Normalmente minha viagem diária de 45 minutos seria acompanhada por música, ou ocasionalmente um podcast de histórias assustadoras quando novos episódios eram lançados, mas nesta manhã não consegui me forçar a abafar meus pensamentos com a discussão de dois amigos com microfones. Aquela sensação... aquele... vazio. Me deixava inquieto. Repassei mentalmente as coisas que precisava para o trabalho pelo menos 100 vezes durante o caminho. Celular, carteira, chaves, chaves do trabalho, crachá, laptop, arquivos e óculos de leitura. Tudo estava em ordem, nos lugares onde havia deixado na noite anterior. E agora tudo jogado no banco do passageiro ao meu lado. Quando saí do meu bairro, vi o que parecia ser as consequências de um cara sendo expulso de casa. Um par de sapatos, shorts e uma regata no chão, seguidos por outro par de shorts e alguns tênis de corrida mais adiante. Conforme me aproximava do local do caos, uma completa bagunça de roupas, sapatos e até algumas bicicletas pareciam estar espalhadas aleatoriamente, ficando mais densas conforme se aproximavam da porta do carro. A esposa deve tê-lo pego traindo ou algo assim e deixou as coisas dele perto do carro como uma forma silenciosa de dizer "Cai fora". Morar sozinho tinha suas desvantagens, claro, mas saber que minhas coisas não sairiam de seus lugares definitivos até que eu viesse movê-las era definitivamente um bônus.

Minha viagem de 45 minutos levou apenas 30, a falta de trânsito sendo um começo bem-vindo para o que eu esperava ser uma segunda-feira exaustiva de volta ao escritório.
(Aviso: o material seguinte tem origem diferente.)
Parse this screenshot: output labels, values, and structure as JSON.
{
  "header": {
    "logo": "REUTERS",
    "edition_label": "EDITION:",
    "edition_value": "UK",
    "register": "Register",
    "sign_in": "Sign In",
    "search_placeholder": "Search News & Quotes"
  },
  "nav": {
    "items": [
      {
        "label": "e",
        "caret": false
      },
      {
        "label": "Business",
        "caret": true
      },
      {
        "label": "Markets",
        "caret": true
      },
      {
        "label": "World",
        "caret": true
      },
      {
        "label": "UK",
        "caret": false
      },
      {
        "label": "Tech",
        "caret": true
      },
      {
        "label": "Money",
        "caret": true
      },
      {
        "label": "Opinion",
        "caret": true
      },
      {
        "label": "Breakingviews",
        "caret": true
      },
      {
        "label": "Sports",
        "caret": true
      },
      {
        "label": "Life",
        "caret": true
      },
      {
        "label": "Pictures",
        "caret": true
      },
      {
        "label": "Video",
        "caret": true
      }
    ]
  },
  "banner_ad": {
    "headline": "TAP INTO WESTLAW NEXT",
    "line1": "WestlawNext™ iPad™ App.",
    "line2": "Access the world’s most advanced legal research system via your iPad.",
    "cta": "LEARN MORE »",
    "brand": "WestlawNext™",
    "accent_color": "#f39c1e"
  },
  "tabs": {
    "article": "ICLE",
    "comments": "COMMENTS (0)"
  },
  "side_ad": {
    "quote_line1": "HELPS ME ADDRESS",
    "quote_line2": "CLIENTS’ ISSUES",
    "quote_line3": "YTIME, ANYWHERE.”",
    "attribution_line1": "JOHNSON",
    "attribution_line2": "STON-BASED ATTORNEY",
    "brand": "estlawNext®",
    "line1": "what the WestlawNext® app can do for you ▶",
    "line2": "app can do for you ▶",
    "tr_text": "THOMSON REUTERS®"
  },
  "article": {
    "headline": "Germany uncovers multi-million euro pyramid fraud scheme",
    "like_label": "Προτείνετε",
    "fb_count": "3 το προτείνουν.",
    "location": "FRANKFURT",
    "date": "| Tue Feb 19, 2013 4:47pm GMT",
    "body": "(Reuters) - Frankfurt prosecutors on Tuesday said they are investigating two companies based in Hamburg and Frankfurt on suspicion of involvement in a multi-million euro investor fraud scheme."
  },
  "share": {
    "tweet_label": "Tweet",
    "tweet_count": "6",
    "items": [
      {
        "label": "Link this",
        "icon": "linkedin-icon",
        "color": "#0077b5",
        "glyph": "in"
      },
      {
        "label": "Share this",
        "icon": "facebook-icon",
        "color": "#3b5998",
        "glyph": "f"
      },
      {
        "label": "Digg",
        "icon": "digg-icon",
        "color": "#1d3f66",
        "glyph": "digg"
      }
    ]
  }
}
Por que dirigir uma hora e meia todos os dias para ir a um emprego que não gosto, você pode perguntar? Bem, como mencionado anteriormente, o hábito de "ignorar meus problemas porque custam muito para consertar" tendia a ser um fator determinante. Aproximando-me da entrada dos fundos, notei algumas roupas que pareciam ter sido deixadas por um mendigo ou algo assim. Tínhamos um problema com moradores de rua, especialmente na cidade perto do escritório. Eles geralmente não causam muito problema, mas podia ser irritante quando deixavam suas coisas descuidadamente em seu último local de dormir após partirem na manhã seguinte. Olhando mais de perto, elas pareciam um pouco melhores do que eu estava acostumado a ver abandonado em um beco. Eh, dei de ombros, se eles querem jogar fora suas doações, não cabe a mim julgar. Só queria que deixassem suas coisas em outro lugar. Preferencialmente em algum lugar que não fosse um estabelecimento comercial.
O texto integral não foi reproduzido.